Principle Three. Dismantlement of Nuclear Warheads, Materials, and Facilities Under International Inspection: destruction of production, testing, and laboratory equipment.
Principle Four. Removal of Nuclear Warheads and Materials to an Agreed Upon Third Country: the removal to be carried out by a designated international inspections organization.
Principle Five. Return to Signatory of the Nuclear Non-Proliferation Treaty As an Initial Step in the Process of Denuclearization.
Principle Six. Disclosure of All Nuclear Proliferation Activities: full disclosure of collaboration with Iran in developing nuclear technology, including designs for nuclear warheads that could be fitted on common missiles possessed by both countries. Agreement for cessation of North Korean nuclear and missile collaboration with Iran and Syria monitored by an international inspection organization.
Principle Seven. Possible U.S. Responses: establishment of diplomatic relations and progressive relaxation of sanctions when the principles stated above are fully implemented, starting with full disclosure. State to Kim Jong-un that changes in U.S. troop dispositions in South Korea and/or the number of U.S. troops will depend on the resolving of all the nuclear and non-nuclear issues that determine the missions of U.S. forces.

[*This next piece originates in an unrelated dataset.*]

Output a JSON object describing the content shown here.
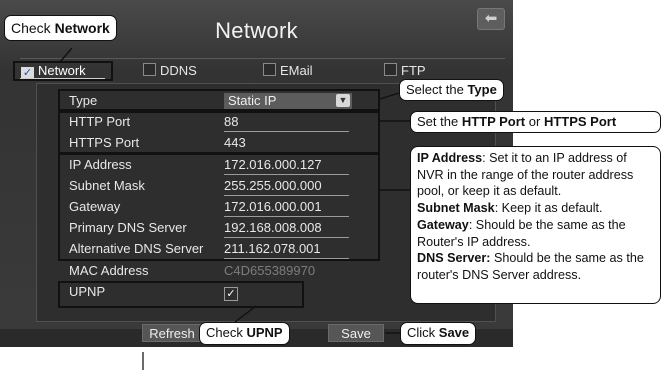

Principle Eight. Requirement of a Comprehensive Freeze. If Kim Jong-un proposes a freeze limited to nuclear and missile testing, counter with a requirement of a “Comprehensive Freeze.” This to include a freeze on nuclear and missile testing but also a freeze of production of nuclear materials, nuclear warheads, and intermediate and long range missiles. The operation of nuclear research laboratories to be suspended. A comprehensive freeze to be recognized as implemented when a designated international inspection organization has secured full access to all such facilities in North Korea in order to verify that testing, production, and relevant facilities have ceased to operate.
These principles admittedly are a “tall order.” However, they are realistically necessary elements in any successful denuclearization. They also contain requirements that past U.S. administrations and their negotiators failed to secure. President Trump should present them as meeting the necessary requirements and correcting the U.S. mistakes of past negotiations.